Earlier that month, Palau tourism industry representatives were denied visas to enter Macau for a lucrative international industry conference. Then reports appeared in China’s state media and on an official WeChat channel in June, warning tourists of an increase in safety issues for Chinese visitors to Palau. The remarks, seen by the news agencies, urged citizens to be cautious when traveling there.
Whipps rejected the reports of security problems but said the claims had stuck — visitor numbers from China halved in 2024, now down to 30% of its tourists. Once, 70% of Palau’s visitors came from China, but the country tried to diversify its market after Beijing unofficially blocked its citizens from visiting in 2017.
“Palau has found itself in a position where it relies on Chinese tourists for income,” Sora said. “This is a tap China can quite easily turn on and off — and it does.”
Support comes from other quarters, however. Unlike most Pacific nations, Palau, a republic that has been independent since 1994, holds close ties to the United States in a free association agreement. Washington provides aid and defense support to Palau and its citizens can live and work in the U.S.
But many analysts say Washington was too slow to recognize China’s campaign of influence in the Pacific and took for granted relationships with the leaders of tiny island nations who struggled to address growing economic and climate woes. Meanwhile, Whipps said, Beijing offered incentives and wooed with red carpets and fanfare some leaders who had never met an American president before a Pacific summit at the White House first held in 2022.
Western nations had at times seen Pacific island countries as “dots on a map,” Whipps added. Things were changing, he said — this week, Palau hosted New Zealand’s Deputy Prime Minister Winston Peters, who is also the Foreign Minister, in the highest-profile visit Whipps had received from that country.
“That mutual respect, that caring, it means a lot,” he said, adding that China had elsewhere “done very good at that diplomacy.”
Palau has instead strengthened its ties with Taiwan and Japan, which along with Australia have supplied diversity to a tourism market still rebounding from the coronavirus pandemic. In May, a non-stop airline route opened between Palau and Brisbane.
Whipps also hailed educational opportunities for Palau’s youth in the U.S., Australia and New Zealand. “We want our best and brightest to be educated in schools that share our values,” he said.
He also urged more security for its pristine waters — 80% of which are a marine sanctuary, the largest proportion of any country in the world. Four Chinese vessels have made incursions without permission since he became leader, Whipps said.
Recent elections in the Pacific have proved fertile ground for bolstering ties with China.
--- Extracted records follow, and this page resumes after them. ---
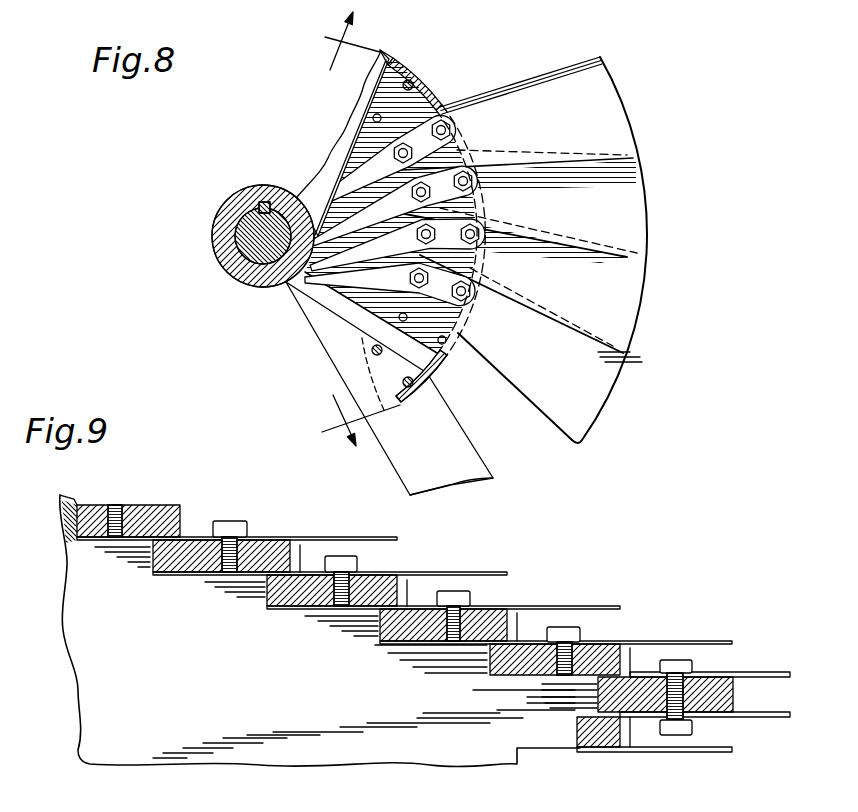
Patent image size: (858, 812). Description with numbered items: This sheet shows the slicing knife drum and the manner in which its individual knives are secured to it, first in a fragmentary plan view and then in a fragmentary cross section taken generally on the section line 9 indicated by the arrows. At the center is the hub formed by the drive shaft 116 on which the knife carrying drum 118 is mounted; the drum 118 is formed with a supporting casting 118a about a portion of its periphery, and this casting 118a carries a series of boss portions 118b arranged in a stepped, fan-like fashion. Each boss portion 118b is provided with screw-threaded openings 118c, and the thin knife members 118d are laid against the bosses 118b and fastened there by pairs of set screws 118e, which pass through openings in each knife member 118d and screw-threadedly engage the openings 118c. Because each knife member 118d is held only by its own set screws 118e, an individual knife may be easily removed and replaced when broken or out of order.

In FIG. 8, the drive shaft 116 is at (268, 222).
In FIG. 8, the knife carrying drum 118 is at (402, 53).
In FIG. 9, the knife carrying drum 118 is at (72, 687).
In FIG. 8, the supporting casting 118a is at (333, 126).
In FIG. 9, the supporting casting 118a is at (361, 614).
In FIG. 8, the boss portions 118b is at (333, 297).
In FIG. 9, the boss portions 118b is at (207, 567).
In FIG. 8, the screw-threaded openings 118c is at (380, 116).
In FIG. 9, the screw-threaded openings 118c is at (115, 505).
In FIG. 8, the knife members 118d is at (618, 150).
In FIG. 9, the knife members 118d is at (558, 603).
In FIG. 8, the set screws 118e is at (475, 290).
In FIG. 9, the set screws 118e is at (343, 558).
In FIG. 8, the section line 9— 9 is at (348, 232).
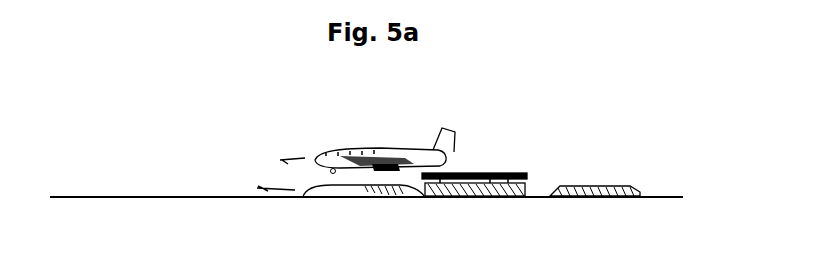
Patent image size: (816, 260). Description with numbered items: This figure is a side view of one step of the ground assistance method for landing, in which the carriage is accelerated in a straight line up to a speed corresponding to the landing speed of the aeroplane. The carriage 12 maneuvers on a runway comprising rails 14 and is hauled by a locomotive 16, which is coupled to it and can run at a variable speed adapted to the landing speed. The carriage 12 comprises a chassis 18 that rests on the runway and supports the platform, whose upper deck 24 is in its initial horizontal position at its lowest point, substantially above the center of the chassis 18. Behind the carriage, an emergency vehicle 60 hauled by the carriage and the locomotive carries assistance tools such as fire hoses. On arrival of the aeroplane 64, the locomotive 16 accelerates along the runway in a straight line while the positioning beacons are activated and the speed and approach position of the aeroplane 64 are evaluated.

The rails 14 is at (174, 197).
The aeroplane 64 is at (398, 148).
The locomotive 16 is at (355, 200).
The upper deck 24 is at (518, 173).
The chassis 18 is at (512, 182).
The carriage 12 is at (467, 204).
The emergency vehicle 60 is at (605, 185).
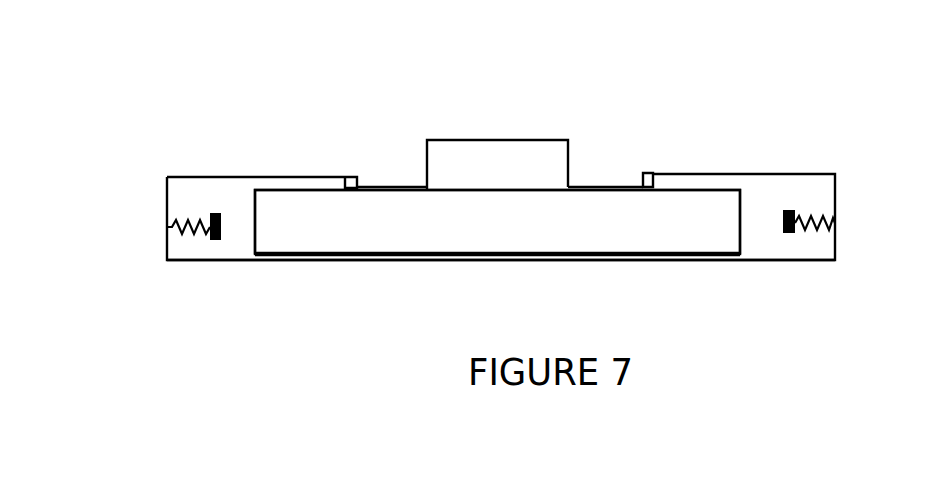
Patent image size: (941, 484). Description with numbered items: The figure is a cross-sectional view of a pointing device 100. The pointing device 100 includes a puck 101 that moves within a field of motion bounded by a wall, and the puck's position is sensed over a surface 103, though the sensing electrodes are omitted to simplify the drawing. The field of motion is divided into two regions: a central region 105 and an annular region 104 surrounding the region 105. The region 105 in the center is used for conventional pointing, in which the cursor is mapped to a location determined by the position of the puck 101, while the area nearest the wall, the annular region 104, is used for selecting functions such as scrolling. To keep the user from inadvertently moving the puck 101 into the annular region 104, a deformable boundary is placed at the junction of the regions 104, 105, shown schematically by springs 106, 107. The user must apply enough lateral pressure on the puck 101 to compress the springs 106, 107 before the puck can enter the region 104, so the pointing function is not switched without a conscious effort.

The pointing device 100 is at (181, 94).
The puck 101 is at (480, 140).
The surface 103 is at (443, 258).
The annular region 104 is at (215, 270).
The region 105 is at (787, 268).
The spring 106 is at (190, 228).
The spring 107 is at (813, 222).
In the first round of national voting Wednesday in Kiribati — which cut ties with Taiwan in 2019 — the Chinese embassy announced on polling day that Kiribati seafood could now enter China’s market. Ahead of an election in the Solomon Islands in April — which also switched allegiance in 2019, forming a secretive security pact with Beijing — the ruling party warned that cooling relations with China could stifle logging trade with the Solomons, a boon its economy is dependent on.
As November’s Palau election approaches, challenges from long-time pro-Beijing voices in Palau are growing once more, Whipps said. However, he said the campaign would be fought not on foreign influence but on the merits of tax reform, and did not believe a change in leadership would weaken ties to Taiwan.